QBP Surly's parent company, sells the same fork as they used in the bike, then you dont cut the steerer tube down.. (add more spacers)
Would it be possible to find an even longer steerer tube/fork to pair with my surly?
the assembly line project included cutting the steerer down in a formula that matches the s1ze of the frame , not the needs of the rider..
Last edited by fietsbob; 04-14-14 at 01:48 PM.
This is a very bad idea. Moving components over from your Surly will not be cheap. I'm sure you can afford it, but, why? Why pay hundreds of dollars and at the end of it still only have one rideable bike? You can buy a decent new bike outright with the savings on the now moot shop fees and welding/brazing charges and etc. and you will still have the Surly to sell or whatever. By the way, no matter what you or your doctors think, the best position for your back is supported at both ends. Sitting bolt upright on anything is not the ideal situation for backs, or wrists even. I mean, you could get really extreme about it and put a set of time trial bars on your Surly and all of your upper body weight would then be supported by your forearms and elbows. I also don't know who has managed to totally convert you to thinking that disc brakes are some kind of must have, but they aren't. Humanity got along fine before the last 5 years or so of available disc brakes for the retail bike market. Certainly one does not have to have a disc at the rear! FWIW.
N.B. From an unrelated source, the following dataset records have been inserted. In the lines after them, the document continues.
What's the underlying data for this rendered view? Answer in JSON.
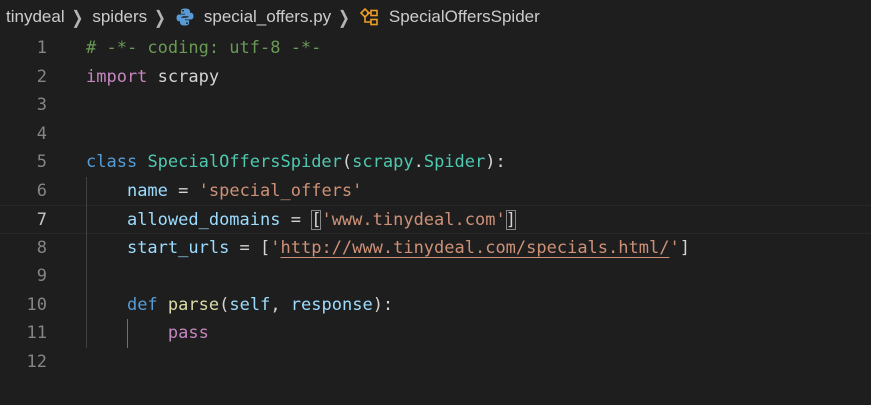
{
  "breadcrumb": {
    "folder1": "tinydeal",
    "folder2": "spiders",
    "file": "special_offers.py",
    "symbol": "SpecialOffersSpider"
  },
  "colors": {
    "background": "#1e1e1e",
    "keyword": "#c586c0",
    "declaration": "#569cd6",
    "class": "#4ec9b0",
    "string": "#ce9178",
    "comment": "#6a9955",
    "function": "#dcdcaa",
    "variable": "#9cdcfe"
  },
  "icons": {
    "file": "python-file-icon",
    "symbol": "class-symbol-icon",
    "separator": "chevron-right-icon"
  },
  "lines": [
    {
      "n": "1",
      "indent": "",
      "tokens": [
        {
          "t": "# -*- coding: utf-8 -*-",
          "c": "c-comment"
        }
      ]
    },
    {
      "n": "2",
      "indent": "",
      "tokens": [
        {
          "t": "import",
          "c": "c-kw"
        },
        {
          "t": " scrapy",
          "c": "c-punc"
        }
      ]
    },
    {
      "n": "3",
      "indent": "",
      "tokens": []
    },
    {
      "n": "4",
      "indent": "",
      "tokens": []
    },
    {
      "n": "5",
      "indent": "",
      "tokens": [
        {
          "t": "class",
          "c": "c-decl"
        },
        {
          "t": " ",
          "c": "c-punc"
        },
        {
          "t": "SpecialOffersSpider",
          "c": "c-cls"
        },
        {
          "t": "(",
          "c": "c-punc"
        },
        {
          "t": "scrapy",
          "c": "c-cls"
        },
        {
          "t": ".",
          "c": "c-punc"
        },
        {
          "t": "Spider",
          "c": "c-cls"
        },
        {
          "t": "):",
          "c": "c-punc"
        }
      ]
    },
    {
      "n": "6",
      "indent": "    ",
      "tokens": [
        {
          "t": "name",
          "c": "c-var"
        },
        {
          "t": " = ",
          "c": "c-punc"
        },
        {
          "t": "'special_offers'",
          "c": "c-str"
        }
      ]
    },
    {
      "n": "7",
      "indent": "    ",
      "active": true,
      "tokens": [
        {
          "t": "allowed_domains",
          "c": "c-var"
        },
        {
          "t": " = ",
          "c": "c-punc"
        },
        {
          "t": "[",
          "c": "c-punc bracket-match"
        },
        {
          "t": "'www.tinydeal.com'",
          "c": "c-str"
        },
        {
          "t": "]",
          "c": "c-punc bracket-match"
        }
      ]
    },
    {
      "n": "8",
      "indent": "    ",
      "tokens": [
        {
          "t": "start_urls",
          "c": "c-var"
        },
        {
          "t": " = [",
          "c": "c-punc"
        },
        {
          "t": "'",
          "c": "c-str"
        },
        {
          "t": "http://www.tinydeal.com/specials.html/",
          "c": "c-url"
        },
        {
          "t": "'",
          "c": "c-str"
        },
        {
          "t": "]",
          "c": "c-punc"
        }
      ]
    },
    {
      "n": "9",
      "indent": "",
      "tokens": []
    },
    {
      "n": "10",
      "indent": "    ",
      "tokens": [
        {
          "t": "def",
          "c": "c-decl"
        },
        {
          "t": " ",
          "c": "c-punc"
        },
        {
          "t": "parse",
          "c": "c-fn"
        },
        {
          "t": "(",
          "c": "c-punc"
        },
        {
          "t": "self",
          "c": "c-var"
        },
        {
          "t": ", ",
          "c": "c-punc"
        },
        {
          "t": "response",
          "c": "c-var"
        },
        {
          "t": "):",
          "c": "c-punc"
        }
      ]
    },
    {
      "n": "11",
      "indent": "        ",
      "tokens": [
        {
          "t": "pass",
          "c": "c-kw"
        }
      ]
    },
    {
      "n": "12",
      "indent": "",
      "tokens": []
    }
  ]
}
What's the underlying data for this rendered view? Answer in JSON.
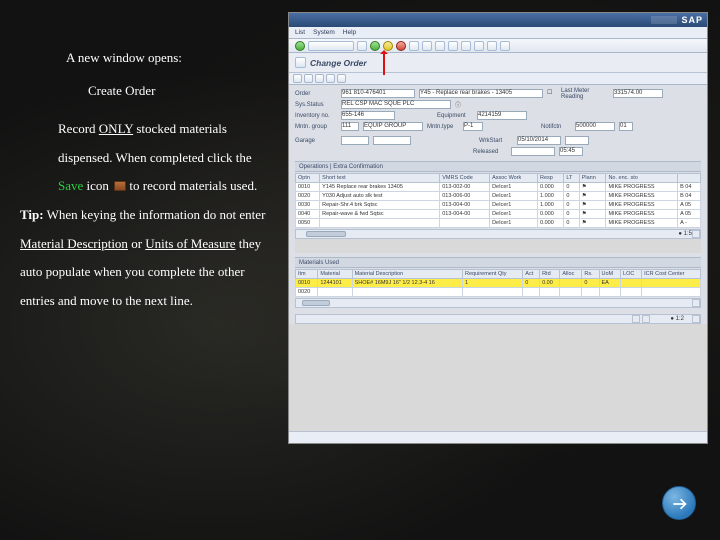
{
  "left": {
    "intro": "A new window opens:",
    "title": "Create Order",
    "para1_a": "Record ",
    "para1_only": "ONLY",
    "para1_b": " stocked materials dispensed.    When completed click the ",
    "save_word": "Save",
    "para1_c": " icon ",
    "para1_d": " to record materials used.",
    "tip_label": "Tip:",
    "tip_a": "  When keying the information do not enter ",
    "tip_mat": "Material Description",
    "tip_b": "  or ",
    "tip_unit": "Units of Measure",
    "tip_c": " they auto populate when you complete the other entries and move to the next line."
  },
  "app": {
    "brand": "SAP",
    "menu": {
      "m1": "List",
      "m2": "System",
      "m3": "Help"
    },
    "screen_title": "Change Order",
    "order_lbl": "Order",
    "order_val": "961  810-476401",
    "order_desc": "Y45 - Replace rear brakes - 13405",
    "sysstat_lbl": "Sys.Status",
    "sysstat_val": "REL  CSP  MAC  SQUE  PLC",
    "mrcol_lbl": "Last Meter Reading",
    "mrcol_val": "331574.00",
    "inv_lbl": "Inventory no.",
    "inv_val": "655-146",
    "equip_lbl": "Equipment",
    "equip_val": "4214159",
    "mngrp_lbl": "Mntn. group",
    "mngrp_val": "111  EQUIP GROUP",
    "mntype_lbl": "Mntn.type",
    "mntype_val": "P-1",
    "notif_lbl": "Notifctn",
    "notif_val": "500000  01",
    "garage_lbl": "Garage",
    "garage_val": "",
    "wrk_lbl": "WrkStart",
    "wrk_date": "05/10/2014",
    "released_lbl": "Released",
    "released_val": "05:45",
    "ops_header": "Operations | Extra Confirmation",
    "ops_cols": {
      "c1": "Optn",
      "c2": "Short text",
      "c3": "VMRS Code",
      "c4": "Assoc Work",
      "c5": "Resp",
      "c6": "LT",
      "c7": "Plann",
      "c8": "No. enc. sto",
      "c9": ""
    },
    "ops_rows": [
      {
        "c1": "0010",
        "c2": "Y145  Replace rear brakes  13405",
        "c3": "013-002-00",
        "c4": "DeIcer1",
        "c5": "0.000",
        "c6": "0",
        "c7": "⚑",
        "c8": "MIKE PROGRESS",
        "c9": "B 04"
      },
      {
        "c1": "0020",
        "c2": "Y030  Adjust auto slk test",
        "c3": "013-006-00",
        "c4": "DeIcer1",
        "c5": "1.000",
        "c6": "0",
        "c7": "⚑",
        "c8": "MIKE PROGRESS",
        "c9": "B 04"
      },
      {
        "c1": "0030",
        "c2": "Repair-Shr.4 brk Sqtsc",
        "c3": "013-004-00",
        "c4": "DeIcer1",
        "c5": "1.000",
        "c6": "0",
        "c7": "⚑",
        "c8": "MIKE PROGRESS",
        "c9": "A 05"
      },
      {
        "c1": "0040",
        "c2": "Repair-wave & fwd Sqtsc",
        "c3": "013-004-00",
        "c4": "DeIcer1",
        "c5": "0.000",
        "c6": "0",
        "c7": "⚑",
        "c8": "MIKE PROGRESS",
        "c9": "A 05"
      },
      {
        "c1": "0050",
        "c2": "",
        "c3": "",
        "c4": "DeIcer1",
        "c5": "0.000",
        "c6": "0",
        "c7": "⚑",
        "c8": "MIKE PROGRESS",
        "c9": "A -"
      }
    ],
    "mat_header": "Materials Used",
    "mat_cols": {
      "c1": "Itm",
      "c2": "Material",
      "c3": "Material Description",
      "c4": "Requirement Qty",
      "c5": "Act",
      "c6": "Rtd",
      "c7": "Alloc",
      "c8": "Rs.",
      "c9": "UoM",
      "c10": "LOC",
      "c11": "ICR Cost Center"
    },
    "mat_rows": [
      {
        "c1": "0010",
        "c2": "1244101",
        "c3": "SHOE# 16M9J 16\" 1/2 12.3-4 16",
        "c4": "1",
        "c5": "0",
        "c6": "0.00",
        "c7": "",
        "c8": "0",
        "c9": "EA",
        "c10": "",
        "c11": ""
      },
      {
        "c1": "0020",
        "c2": "",
        "c3": "",
        "c4": "",
        "c5": "",
        "c6": "",
        "c7": "",
        "c8": "",
        "c9": "",
        "c10": "",
        "c11": ""
      }
    ],
    "status_text": ""
  },
  "nav": {
    "next": "Next"
  }
}
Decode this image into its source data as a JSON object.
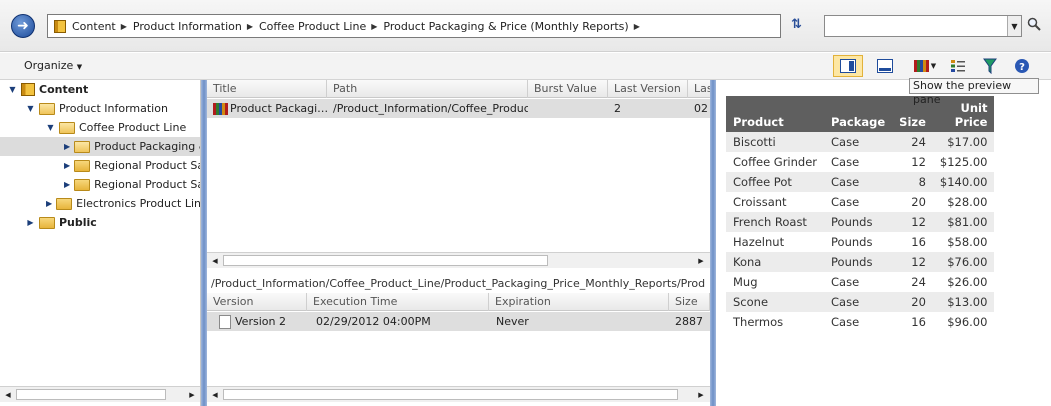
{
  "address": {
    "crumbs": [
      "Content",
      "Product Information",
      "Coffee Product Line",
      "Product Packaging & Price (Monthly Reports)"
    ],
    "search_value": ""
  },
  "toolbar": {
    "organize_label": "Organize",
    "tooltip": "Show the preview pane"
  },
  "tree": {
    "content": "Content",
    "product_information": "Product Information",
    "coffee_product_line": "Coffee Product Line",
    "product_packaging": "Product Packaging &",
    "regional_sales_1": "Regional Product Sal",
    "regional_sales_2": "Regional Product Sal",
    "electronics": "Electronics Product Line",
    "public": "Public"
  },
  "reports_grid": {
    "headers": [
      "Title",
      "Path",
      "Burst Value",
      "Last Version",
      "Las"
    ],
    "row": {
      "title": "Product Packagi…",
      "path": "/Product_Information/Coffee_Produc…",
      "burst_value": "",
      "last_version": "2",
      "last": "02"
    }
  },
  "version_grid": {
    "path_label": "/Product_Information/Coffee_Product_Line/Product_Packaging_Price_Monthly_Reports/Product Pa",
    "headers": [
      "Version",
      "Execution Time",
      "Expiration",
      "Size"
    ],
    "row": {
      "version": "Version 2",
      "execution_time": "02/29/2012 04:00PM",
      "expiration": "Never",
      "size": "2887"
    }
  },
  "preview": {
    "headers": {
      "product": "Product",
      "package": "Package",
      "size": "Size",
      "unit": "Unit",
      "price": "Price"
    },
    "rows": [
      {
        "product": "Biscotti",
        "package": "Case",
        "size": "24",
        "price": "$17.00"
      },
      {
        "product": "Coffee Grinder",
        "package": "Case",
        "size": "12",
        "price": "$125.00"
      },
      {
        "product": "Coffee Pot",
        "package": "Case",
        "size": "8",
        "price": "$140.00"
      },
      {
        "product": "Croissant",
        "package": "Case",
        "size": "20",
        "price": "$28.00"
      },
      {
        "product": "French Roast",
        "package": "Pounds",
        "size": "12",
        "price": "$81.00"
      },
      {
        "product": "Hazelnut",
        "package": "Pounds",
        "size": "16",
        "price": "$58.00"
      },
      {
        "product": "Kona",
        "package": "Pounds",
        "size": "12",
        "price": "$76.00"
      },
      {
        "product": "Mug",
        "package": "Case",
        "size": "24",
        "price": "$26.00"
      },
      {
        "product": "Scone",
        "package": "Case",
        "size": "20",
        "price": "$13.00"
      },
      {
        "product": "Thermos",
        "package": "Case",
        "size": "16",
        "price": "$96.00"
      }
    ]
  }
}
Originally Posted by MountainMommaC
Have you looked at the Surly troll? Seems like a fit issues. For my cross check I have my bars about 2" higher than my saddle. One of the ways for less wrist issues are a range of hand positions, either a drop bars or a flat bar with bar ends. Both work for me. I also like a flat bar with 15-20 degrees sweep.
As for the step through and 26" wheel a Beach cruiser is a good candidate to modify with wheels using Drum brakes
Sturmey Archer Drum brakes have worked well for me for 25years , in all weather .
new these days is an 8 speed internal gear hub with drum brakes ,X-RD8 Sturmey Archer
and a drum hub dynamo combination for the front. XL-FDD Sturmey Archer
the frame alterations are moderate , as the brake really does not need a frame braze-on.